Vanwege het nieuwe huurbeleid wil de commissie bij te liberaliseren woningen nagaan hoe de onzekerheid over eventuele huurverhogingen kan worden verminderd. Dit kan volgens de commissie door bijvoorbeeld meerjarenafspraken over huurverhogingen te maken. Minister Dekker geeft aan in overleg te zullen treden met betrokken partijen over de mogelijke invulling hiervan.

De minister ondersteunt het advies dat voor huurders van alle typen verhuurders, commerciële verhuurders en woningcorporaties, de positie en zeggenschap gelijk horen te zijn en zal kijken hoe dit te realiseren is. Wel vindt zij dat hele kleine verhuurders niet moeten worden gedwongen om een heel overlegcircuit op te gaan zetten met de huurders.

Vanwege het bijzondere karakter van de huurwoningenmarkt en het belang van de woning voor huurders - een woning is een eerste levensbehoefte - onderschrijft minister Dekker het uitgangspunt van de commissie dat huurders de belangrijkste 'stakeholder' zijn van de verhuurder. De huurders- en verhuurdersorganisaties hebben een grote verantwoordelijkheid om zeker te stellen dat huurders en verhuurders beiden invloed kunnen uitoefenen. Branchecodes kunnen hier volgens de minister zeker aan bijdragen.

De commissie benoemt in haar advies vijf rechten van zeggenschap voor huurders. De commissie is van mening dat huurders zonder meer recht hebben op informatie, overleg en advies, maar met betrekking tot het recht op initiatief en instemming is zij terughoudender. Deze lijn wordt ondersteund door minister Dekker. De eerste drie bevoegdheden zijn in grote lijnen al goed geregeld, het initiatiefrecht zal beter worden ingevuld in de nieuwe Overlegwet (huurder neemt initiatief, verhuurder hoeft initiatief niet over te nemen, maar moet wél aangegeven waarom hij dat niet doet). Maar over het instemmingsrecht is de minister van mening dat er géén wettelijk recht op instemming moet worden geregeld. De bevoegdheid tot het nemen van beslissingen hoort bij de verhuurder te blijven. Instemmingsrecht voor huurders is volgens haar een brug te ver.

Minister Dekker zal nog dit jaar een uitgebreide reactie op het rapport aan de Tweede Kamer sturen. Deze reactie zal zij met de Woonbond en andere betrokken organisaties bespreken. Verder streeft ze ernaar nog deze kabinetsperiode de benodigde wetgeving grotendeels gereed te hebben. De voorstellen zullen wel worden getoetst op het uitgangspunt van dit kabinet om de regelgeving en administratieve lasten te beperken.

Zie ook

Download het advies 'Verbetering positie en zeggenschap huurders' (http://www.vrom.nl/get.asp?file=docs/wonen/advies_leemhuis_verbetering_positie_en_zeggenschap_huurders.pdf, 1,5 MB) van de commissie Zeggenschap en versterking positie huurders(-organisaties) onder voorzitterschap van mevrouw Leemhuis.

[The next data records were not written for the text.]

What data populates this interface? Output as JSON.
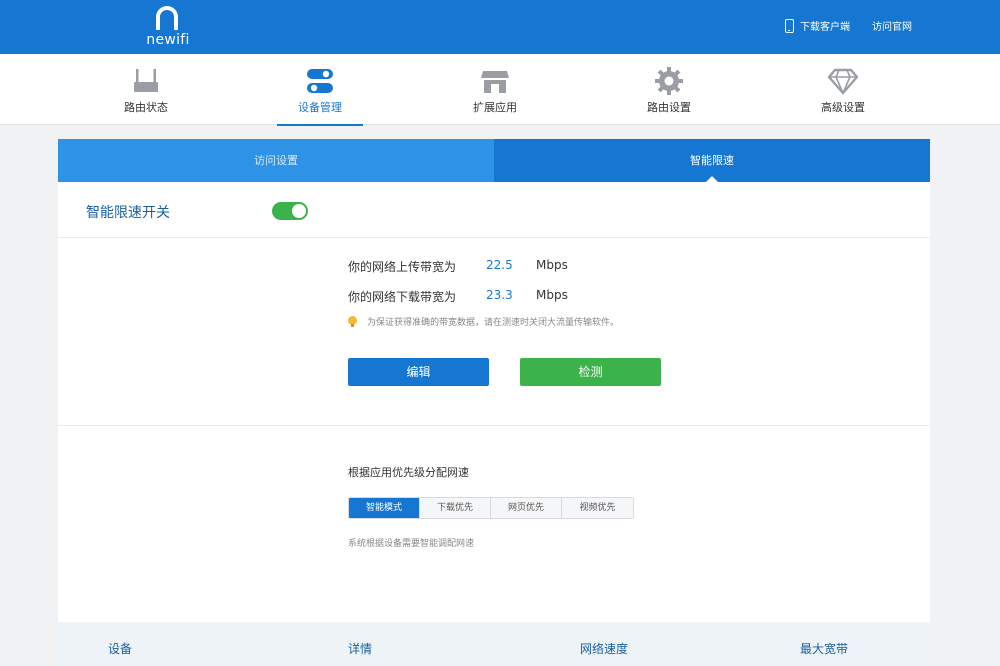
{
  "header": {
    "logo_text": "newifi",
    "download_client": "下载客户端",
    "visit_site": "访问官网"
  },
  "nav": {
    "items": [
      {
        "label": "路由状态",
        "icon": "router-icon"
      },
      {
        "label": "设备管理",
        "icon": "toggles-icon",
        "active": true
      },
      {
        "label": "扩展应用",
        "icon": "store-icon"
      },
      {
        "label": "路由设置",
        "icon": "gear-icon"
      },
      {
        "label": "高级设置",
        "icon": "diamond-icon"
      }
    ]
  },
  "tabs": [
    "访问设置",
    "智能限速"
  ],
  "smart_limit": {
    "switch_label": "智能限速开关",
    "enabled": true,
    "upload_label": "你的网络上传带宽为",
    "upload_value": "22.5",
    "download_label": "你的网络下载带宽为",
    "download_value": "23.3",
    "unit": "Mbps",
    "tip": "为保证获得准确的带宽数据，请在测速时关闭大流量传输软件。",
    "edit_button": "编辑",
    "detect_button": "检测"
  },
  "priority": {
    "title": "根据应用优先级分配网速",
    "options": [
      "智能模式",
      "下载优先",
      "网页优先",
      "视频优先"
    ],
    "selected": "智能模式",
    "hint": "系统根据设备需要智能调配网速"
  },
  "table": {
    "headers": [
      "设备",
      "详情",
      "网络速度",
      "最大宽带"
    ]
  },
  "colors": {
    "primary": "#1677d2",
    "success": "#3bb34a"
  }
}
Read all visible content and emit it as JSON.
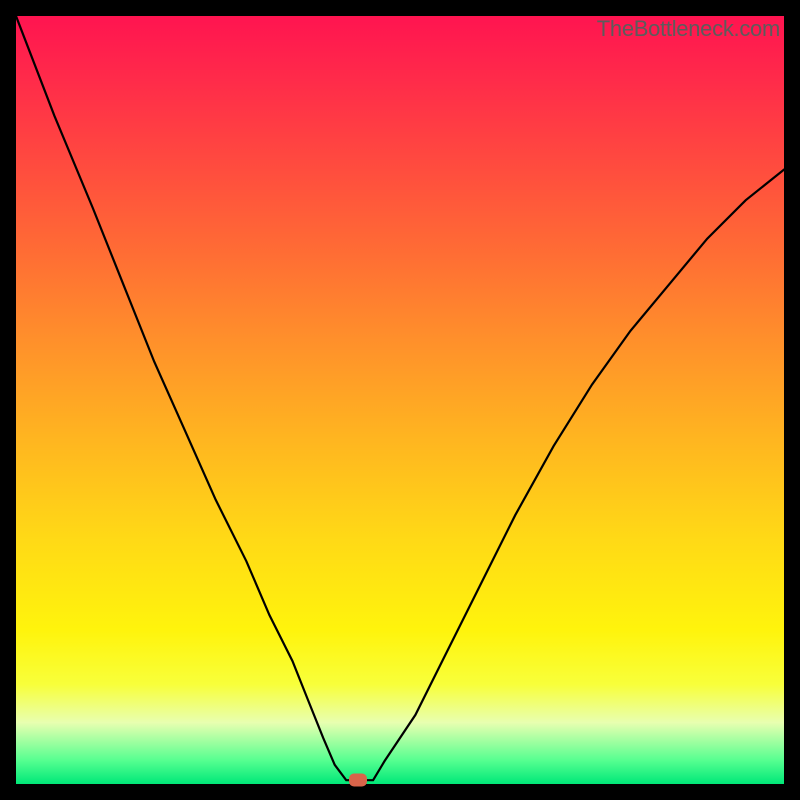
{
  "watermark": "TheBottleneck.com",
  "chart_data": {
    "type": "line",
    "title": "",
    "xlabel": "",
    "ylabel": "",
    "xlim": [
      0,
      100
    ],
    "ylim": [
      0,
      100
    ],
    "gradient_stops": [
      {
        "pct": 0,
        "color": "#ff1450"
      },
      {
        "pct": 8,
        "color": "#ff2a4a"
      },
      {
        "pct": 18,
        "color": "#ff4740"
      },
      {
        "pct": 30,
        "color": "#ff6a35"
      },
      {
        "pct": 42,
        "color": "#ff8f2b"
      },
      {
        "pct": 55,
        "color": "#ffb520"
      },
      {
        "pct": 68,
        "color": "#ffd916"
      },
      {
        "pct": 80,
        "color": "#fff40c"
      },
      {
        "pct": 87,
        "color": "#f8ff3a"
      },
      {
        "pct": 92,
        "color": "#e8ffb0"
      },
      {
        "pct": 97,
        "color": "#54ff90"
      },
      {
        "pct": 100,
        "color": "#00e878"
      }
    ],
    "series": [
      {
        "name": "bottleneck-curve",
        "x": [
          0,
          5,
          10,
          14,
          18,
          22,
          26,
          30,
          33,
          36,
          38,
          40,
          41.5,
          43,
          45,
          46.5,
          48,
          52,
          56,
          60,
          65,
          70,
          75,
          80,
          85,
          90,
          95,
          100
        ],
        "y": [
          100,
          87,
          75,
          65,
          55,
          46,
          37,
          29,
          22,
          16,
          11,
          6,
          2.5,
          0.5,
          0.5,
          0.5,
          3,
          9,
          17,
          25,
          35,
          44,
          52,
          59,
          65,
          71,
          76,
          80
        ]
      }
    ],
    "marker": {
      "x": 44.5,
      "y": 0.5,
      "color": "#d9644a"
    },
    "flat_segment": {
      "x_start": 43,
      "x_end": 46.5,
      "y": 0.5
    }
  }
}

Download het persbericht van de commissie Zeggenschap en versterking positie huurders(-organisaties) (http://www.vrom.nl/get.asp?file=docs/wonen/persbericht_commissie_zeggenschap _en_verbetering_huurders-organisaties.pdf, 46 KB).

Dossier Nieuw huurbeleid 2006 (http://www.vrom.nl/pagina.html?id=18805)

( bron: http://www.vrom.nl/pagina.html?id=21599 )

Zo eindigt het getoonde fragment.